Anadolu’ya Türkmen yerleşimi ve hızla İslamlaşmanın ardından daha öncesinde İtalyan kaynaklarında Romania olarak bilinen bu coğrafyanın adı 14. Yüzyılın ortalarından itibaren Turchia[1] ile değiştirilmiştir. İtalyanlar daha öncesinde Karadeniz’in kuzeyinde Tatarlar, Peçenekler ile karşılaşmış, kolonilerinde birlikte yaşamış, kültürel ve ticari ilişki kurmuş olmalarına karşın Türk kelimesini Türkçe konuşan bu halklar için hiç kullanmadan, Anadolu’da dışında yaşayan Türk halklarının vatanlarına bu adı vermeden doğrudan Osmanlıları kastetmişlerdir.
Osmanlılar Türkmüydü?
Oysa, Bithynia’da doğan Küçük Asya ve Balkanlarda daha önce Bizans’ın hâkim
olduğu topraklarda gelişen, Viyana kapılarından Hazar Denizi’ne Cebelitarık Boğazı’ndan Hint Okyanusuna dek hâkimiyetine alan bu İslam imparatorluğunun gerçek kimliği sanılandan çok daha karmaşıktır. Osmanlı kendisini asla Türk olarak tanımlamamış[2], Türklüğü kendisiyle değil “Etrak” adıyla aşağıladığı Türkmenlerle özdeşleştirmiş, kendini ve var olduğu coğrafyayı ise “Rûm” olarak tanımlamıştır[3]. Bu tanımlama diğer İslamlarca da benimsenmiş sözgelimi
17. Yüzyılda Mısır’da Osmanlı yöneticileri için “Rumi” sözcüğü kullanılırken Osmanlı seçkinlerince yabancı kabul edilen Anadolulu köylü askerler “el-Türk” veya “etrak” olarak adlandırılmaktaydı.[4] 15 ve 16. Yüzyılda Trabzon, Yukarı Ermenistan ve Bayburt civarında yazılmış Ermeni kaynaklarında Osmanlı Türkleri için “Çitakh” kelimesi kullanılması dikkat çekici olup, etrak ile paralel bir anlama sahiptir[5].
Rum Türkleri
Anadolu’nun Türkçe konuşan Müslümanları için “Rum” tanımlanması, Türk
Tarihçilerin ısrarla Anadolu Selçuklular’ı olarak adlandırdığı “Konya (İkonium) Sultanlığı” için de kullanılmış olup, sözgelimi İbn Bibi Yassıçemen savaşını gerçekleştiren taraflardan Harzemlileri “Türk” Konyalıları/Anadolu Selçuklularını ise “Rum” olarak adlandırmış, eseri Türkçe’ye çeviren Öztürk eserde geçen “Türklerin komutanı” gibi ifadeler için Harzemşahlıların kastedildiği özellikle vurgulamak zorunda kalmıştır.[6]
Osmanlıların Kökeni
Osmanlıların kökleri resmi tarih yazıcılarının ders kitaplarına dek giren ve
sorgulanmaksızın kabul edilen hatta yakın zamana dek Batılı tarihçiler tarafından de benimsenen propagandalarıyla uyuştuğu şüphelidir. H. A. Gibbons, 1916 tarihli “Osmanlı İmparatorluğu’nun Kuruluşu” adlı eserinde Osmanlılar’ın Yunanlı ve Balkanlı Slav mühtedilerle Türklerin bir araya gelmesinden oluşan yeni bir ırk olduğunu hatta Anadolu Rumları olduğunu, bu soyun Bizans idari uygulamalarını İslami bir kisveyle
sürdürdüğünü iddia ederek günümüzde hararetini sürdüren bir tartışmanın fitilini ateşlemiştir[7].
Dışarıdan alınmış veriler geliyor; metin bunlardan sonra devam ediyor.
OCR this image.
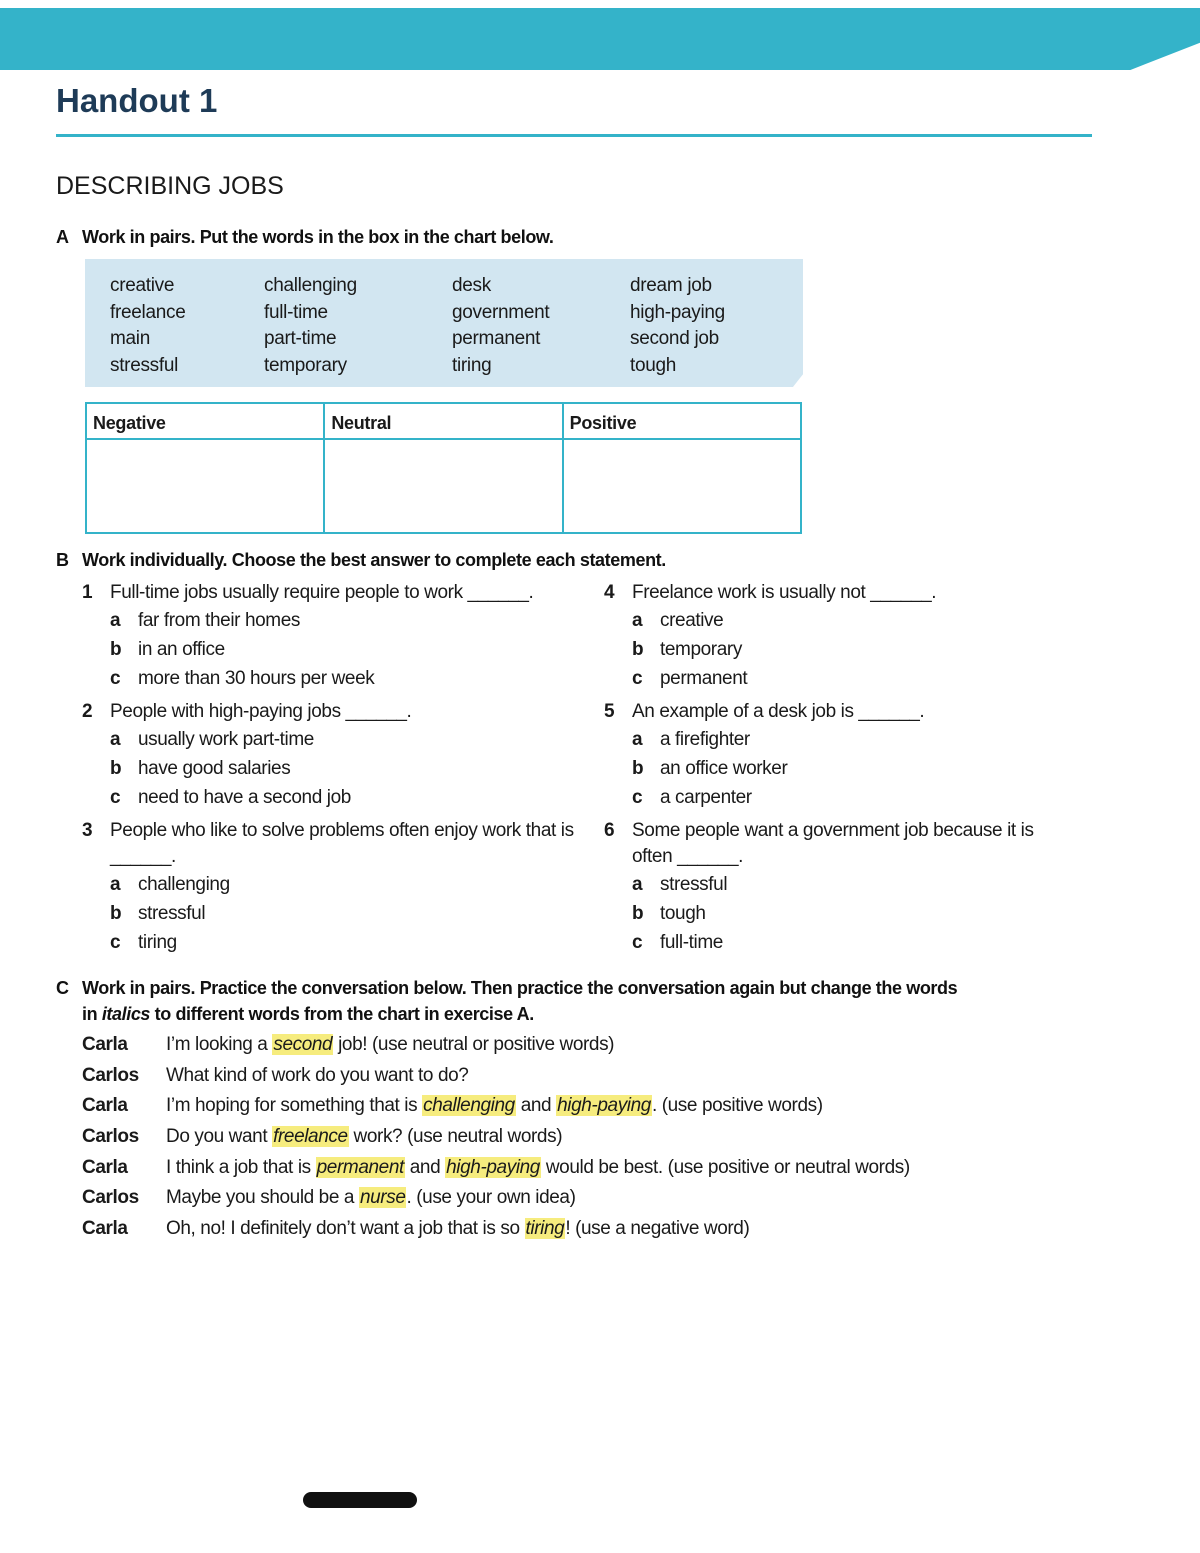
Handout 1
DESCRIBING JOBS
A Work in pairs. Put the words in the box in the chart below.
creative	challenging	desk	dream job
freelance	full-time	government	high-paying
main	part-time	permanent	second job
stressful	temporary	tiring	tough
Negative	Neutral	Positive

B Work individually. Choose the best answer to complete each statement.
1 Full-time jobs usually require people to work ______.
a far from their homes
b in an office
c more than 30 hours per week
2 People with high-paying jobs ______.
a usually work part-time
b have good salaries
c need to have a second job
3 People who like to solve problems often enjoy work that is ______.
a challenging
b stressful
c tiring
4 Freelance work is usually not ______.
a creative
b temporary
c permanent
5 An example of a desk job is ______.
a a firefighter
b an office worker
c a carpenter
6 Some people want a government job because it is often ______.
a stressful
b tough
c full-time
C Work in pairs. Practice the conversation below. Then practice the conversation again but change the words
in italics to different words from the chart in exercise A.
Carla	I’m looking a second job! (use neutral or positive words)
Carlos	What kind of work do you want to do?
Carla	I’m hoping for something that is challenging and high-paying. (use positive words)
Carlos	Do you want freelance work? (use neutral words)
Carla	I think a job that is permanent and high-paying would be best. (use positive or neutral words)
Carlos	Maybe you should be a nurse. (use your own idea)
Carla	Oh, no! I definitely don’t want a job that is so tiring! (use a negative word)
Süleyman Şah gerçekten Osmanlıların atasımıydı?
Wittek’in “gaza tezi”nde son derece net delillerle ifade ettiği gibi[8] Osmanlılar’ın soyunun bir Oğuz aşiretine dayandırılması geleneği ve bu aşiretin liderleri olan Ertuğrul ile Süleyman Şah hakkında[9] anlatılan efsaneler 14. Yüzyıl ya da öncesi hiçbir kaynakta yeri olmayan, 15. Yüzyıl sonrası spekülatif tarih yazıcılığının uydurması olup, Osmanlı devleti de iddia edildiği gibi kabile bağları üzerine kurulmamıştır.
Gazilerin kurduğu imparatorluk
Wittek, Osmanlı’nın tarihsel kaynağını “kendilerini kâfirlerle savaşmaya adamış”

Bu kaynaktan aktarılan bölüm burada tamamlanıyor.